I’d also wonder how change in the “environment” impact the fitness of “organisms”? Ie, a program that was “adapted” to its environment a decade ago might be woefully mal-adapted today. Interesting to think about how far this analogy can be taken — programs do not live or die solely by how “fit” (good?) they are, but also politics, mandates….

This would be an interesting intellectual exercise. Would need to think through whether it would useful in a practical sense (though I’m all for science for science sake)?

At the moment, things are very busy with work, but I might be able to set some time aside.

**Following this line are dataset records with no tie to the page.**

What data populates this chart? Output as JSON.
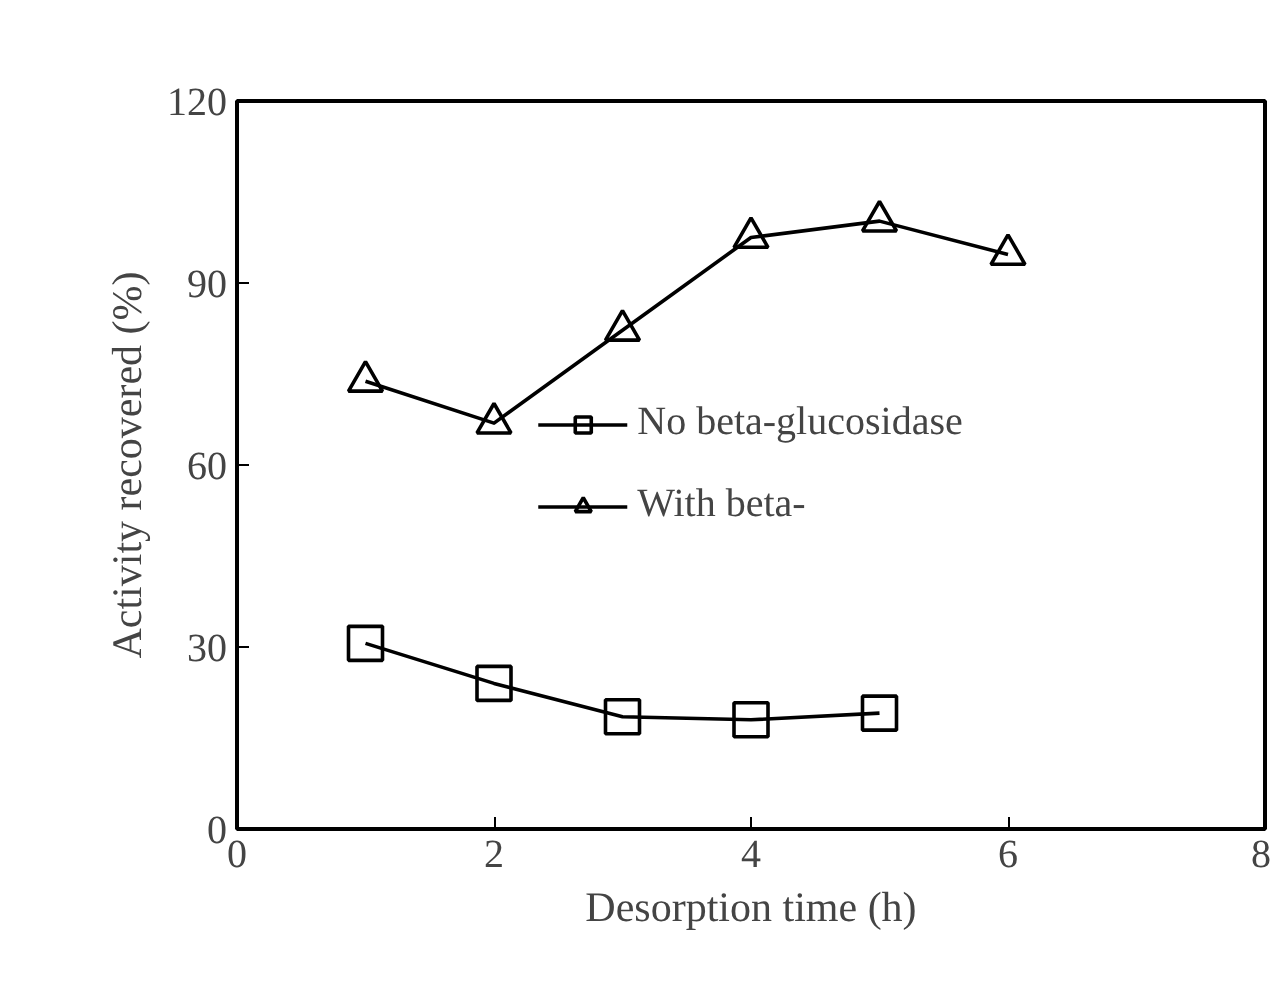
{
  "chart_data": {
    "type": "line",
    "xlabel": "Desorption time (h)",
    "ylabel": "Activity recovered (%)",
    "xlim": [
      0,
      8
    ],
    "xticks": [
      0,
      2,
      4,
      6,
      8
    ],
    "ylim": [
      0,
      120
    ],
    "yticks": [
      0,
      30,
      60,
      90,
      120
    ],
    "grid": false,
    "legend": "center",
    "line_style": "solid",
    "series": [
      {
        "name": "No beta-glucosidase",
        "color": "#000000",
        "marker": "square",
        "x": [
          1,
          2,
          3,
          4,
          5
        ],
        "values": [
          30.6,
          24,
          18.5,
          18,
          19.1
        ]
      },
      {
        "name": "With beta-",
        "color": "#000000",
        "marker": "triangle",
        "x": [
          1,
          2,
          3,
          4,
          5,
          6
        ],
        "values": [
          73.8,
          66.9,
          82.2,
          97.5,
          100.2,
          94.7
        ]
      }
    ]
  }
}
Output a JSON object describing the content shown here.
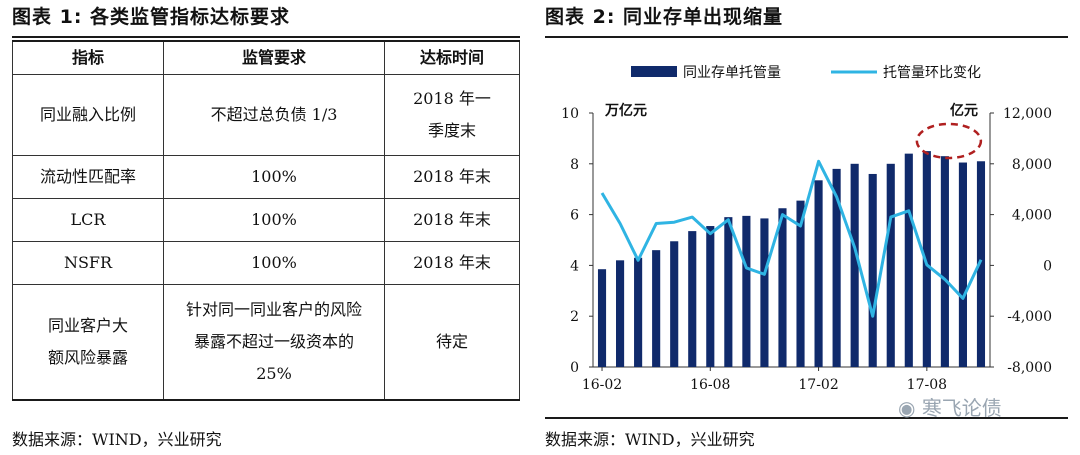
{
  "left_panel": {
    "title": "图表 1:  各类监管指标达标要求",
    "headers": [
      "指标",
      "监管要求",
      "达标时间"
    ],
    "rows": [
      [
        "同业融入比例",
        "不超过总负债 1/3",
        "2018 年一季度末"
      ],
      [
        "流动性匹配率",
        "100%",
        "2018 年末"
      ],
      [
        "LCR",
        "100%",
        "2018 年末"
      ],
      [
        "NSFR",
        "100%",
        "2018 年末"
      ],
      [
        "同业客户大额风险暴露",
        "针对同一同业客户的风险暴露不超过一级资本的 25%",
        "待定"
      ]
    ],
    "source": "数据来源：WIND，兴业研究"
  },
  "right_panel": {
    "title": "图表 2:  同业存单出现缩量",
    "source": "数据来源：WIND，兴业研究"
  },
  "watermark": "寒飞论债",
  "colors": {
    "bar": "#102a6b",
    "line": "#2fb4e3",
    "highlight": "#b02020"
  },
  "chart_data": {
    "type": "bar",
    "unit_left": "万亿元",
    "unit_right": "亿元",
    "x_tick_labels": [
      "16-02",
      "16-08",
      "17-02",
      "17-08"
    ],
    "categories": [
      "16-02",
      "16-03",
      "16-04",
      "16-05",
      "16-06",
      "16-07",
      "16-08",
      "16-09",
      "16-10",
      "16-11",
      "16-12",
      "17-01",
      "17-02",
      "17-03",
      "17-04",
      "17-05",
      "17-06",
      "17-07",
      "17-08",
      "17-09",
      "17-10",
      "17-11"
    ],
    "ylim_left": [
      0,
      10
    ],
    "yticks_left": [
      "0",
      "2",
      "4",
      "6",
      "8",
      "10"
    ],
    "ylim_right": [
      -8000,
      12000
    ],
    "yticks_right": [
      "-8,000",
      "-4,000",
      "0",
      "4,000",
      "8,000",
      "12,000"
    ],
    "series": [
      {
        "name": "同业存单托管量",
        "type": "bar",
        "axis": "left",
        "values": [
          3.85,
          4.2,
          4.3,
          4.6,
          4.95,
          5.35,
          5.55,
          5.9,
          5.95,
          5.85,
          6.25,
          6.55,
          7.35,
          7.8,
          8.0,
          7.6,
          8.0,
          8.4,
          8.5,
          8.3,
          8.05,
          8.1
        ]
      },
      {
        "name": "托管量环比变化",
        "type": "line",
        "axis": "right",
        "values": [
          5700,
          3300,
          400,
          3300,
          3400,
          3800,
          2500,
          3600,
          -200,
          -700,
          4000,
          3100,
          8200,
          5400,
          1400,
          -4000,
          3800,
          4300,
          50,
          -1100,
          -2600,
          450
        ]
      }
    ],
    "legend_position": "top",
    "grid": false
  }
}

Meghan Guinnee mguinnee@catalystresearch.net

One thought on “Meghan Guinnee’s comment on Jam’s original Evaltalk post about population ecology and program sustainability

  1. Hi Meghann –
    PE has plenty to say about changing environments, so I don’t see that as an barrier. As for practical value though, I’m with you 100%. I am not at all sure there is any. One reason is the population as opposed to individual level of analysis issue. The second is that beyond simple heuristics, the only way that I know to apply PE is with lots of data (real and projected) pumped through quite a bit of mathematics. I don’t see anyone in my business as having the data. It’s a little like my hesitation about using complex systems in evaluation. Outside of computer based agent-based modeling, application is limited. (On the other hand, see Odette Segal’s and Kim Norris’ comments.)